Wednesday, November 14
Millions of functionally illiterate Americans: one reason millions of good U.S. jobs go unfilled
"I would honestly say it's probably an entry level problem. It's those basic skill sets. Show up on time; you know -- read, write, do math, problem solve. I can't tell you how many people, even coming out of higher ed with degrees, who can't put a sentence together without a major grammatical error. It's a problem. If you can't do the resume properly to get the job, you can't come work for us. We're in the business of making fasteners that hold systems together that protect people in the air when they're flying. We're in the business of perfection."
-- Ryan Costella, Click Bond company, Nevada; from 60 Minutes interview (see below)
Another reason so many U.S. jobs go begging: an unholy union of banks, government and universities has sold Americans on the myth that they have to go into hock to get an education that provides a good-paying career path.
The myth has been crumbling under the onslaught of the U.S. economic downturn, as millions of college graduates have found themselves with no job and a mountain of student-loan debt. Many such graduates are shaking off the myth the hard way (H/T Belmont Club):
Then there’s Michael DiPietro, 25, of Brooklyn, who accumulated about $100,000 in debt while getting a bachelor’s degree in fashion, sculpture, and performance, and spent the next two years waiting tables. He has since landed a fundraising job in the arts but still has no idea how he will pay back all that money.Another myth is that all the good jobs in U.S. manufacturing have moved offshore.
“I’ve come to the conclusion that it’s an obsolete idea that a college education is like your golden ticket,” DiPietro says. “It’s an idea that an older generation holds on to.”
Last Sunday's 60 Minutes challenged the myths in a segment called Three million open jobs in U.S., but who's qualified? You can watch the segment at the 60 Minutes website, which also posts the transcript for the segment.
This is not the first time 60 Minutes has made a yeoman attempt to haul American thinking about education into the 21st century, but it keeps running into the same concrete barrier and razor wire.
Underlying all the myths are a few ugly facts that serve as the barriers:
1. If large numbers of high school graduates head for technical schools and entry-level jobs in businesses that provide training in hi-tech occupations, this would throw many professors and college administrators out of work.
2. If universities lose their social cachet it would be harder for them to steer millions of American minds into politically correct thinking, which as we all know is key to harmonizing the USA with the International Community.
3. Foreign governments such as -- [furrowing her brow and thinking hard] such as the Kingdom of Saudi Arabia would find it harder to get more bang for their grant money in influencing what young American university students learn about.

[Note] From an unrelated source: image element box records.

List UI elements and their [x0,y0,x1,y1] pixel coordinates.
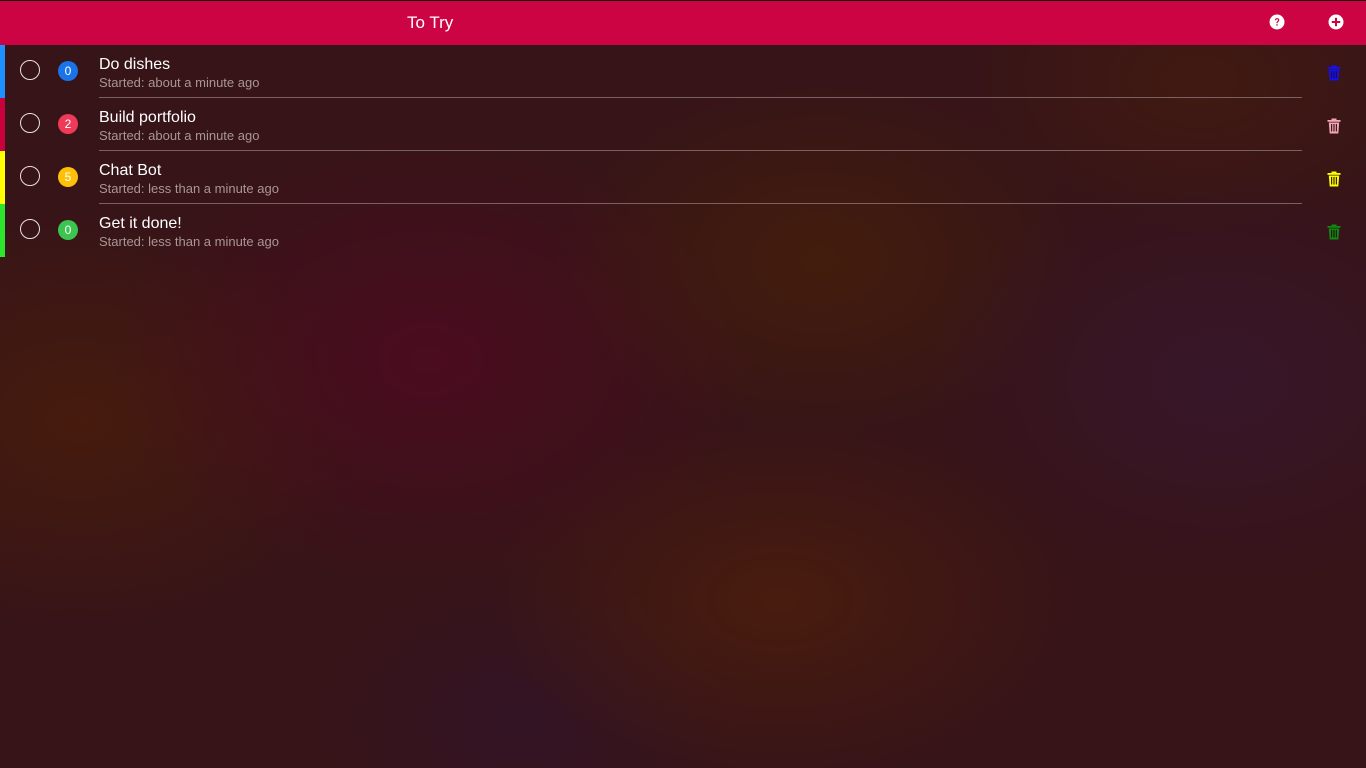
complete-checkbox[interactable] [20,60,40,80]
task-row[interactable]: 5 Chat Bot Started: less than a minute a… [0,151,1366,204]
task-list: 0 Do dishes Started: about a minute ago … [0,45,1366,257]
color-stripe [0,45,5,98]
top-bar: To Try [0,0,1366,45]
task-name[interactable]: Do dishes [99,55,170,74]
task-row[interactable]: 0 Do dishes Started: about a minute ago [0,45,1366,98]
color-stripe [0,98,5,151]
trash-icon[interactable] [1327,118,1341,134]
task-started: Started: less than a minute ago [99,234,279,249]
task-row[interactable]: 0 Get it done! Started: less than a minu… [0,204,1366,257]
complete-checkbox[interactable] [20,219,40,239]
list-title: To Try [407,13,454,32]
help-icon[interactable] [1269,14,1285,30]
count-badge: 0 [58,220,78,240]
task-started: Started: about a minute ago [99,75,260,90]
count-badge: 2 [58,114,78,134]
count-badge: 0 [58,61,78,81]
complete-checkbox[interactable] [20,113,40,133]
count-badge: 5 [58,167,78,187]
trash-icon[interactable] [1327,171,1341,187]
task-name[interactable]: Chat Bot [99,161,161,180]
task-started: Started: less than a minute ago [99,181,279,196]
add-task-icon[interactable] [1328,14,1344,30]
trash-icon[interactable] [1327,224,1341,240]
trash-icon[interactable] [1327,65,1341,81]
complete-checkbox[interactable] [20,166,40,186]
color-stripe [0,151,5,204]
task-name[interactable]: Build portfolio [99,108,196,127]
task-row[interactable]: 2 Build portfolio Started: about a minut… [0,98,1366,151]
color-stripe [0,204,5,257]
task-started: Started: about a minute ago [99,128,260,143]
task-name[interactable]: Get it done! [99,214,182,233]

4. With smaller university enrollments, companies that build spas, gyms, restaurants and multi-million dollar sports complexes for college campuses would find it harder to get universities to shell out for such student amenities.
5. If large numbers of functionally illiterate Americans in large northeastern cities and western cities such as Los Angeles become literate the Democratic Party would risk losing a big chunk of its voter base.
6. Banks that write student loans and credit card companies that live off perpetually broke college grads would see their profits take a big hit.
Of course nobody in banking, the Ivy Halls or Democratic Party headquarters sits up nights wondering how to prevent millions of Americans from becoming literate and taking rational paths to outfitting themselves for a career. But you know how it is, human nature being what it is: everybody is for progress until the progress threatens to overturn his own applecart.
Faced with that unpleasant prospect human nature tends to charge forward by sitting backward on the horsie. So that's how you get solutions such as demanding the government make college education free.
Unfortunately or fortunately, depending on how you want to look at it, realities larger than people's applecarts eventually bulldoze the barriers.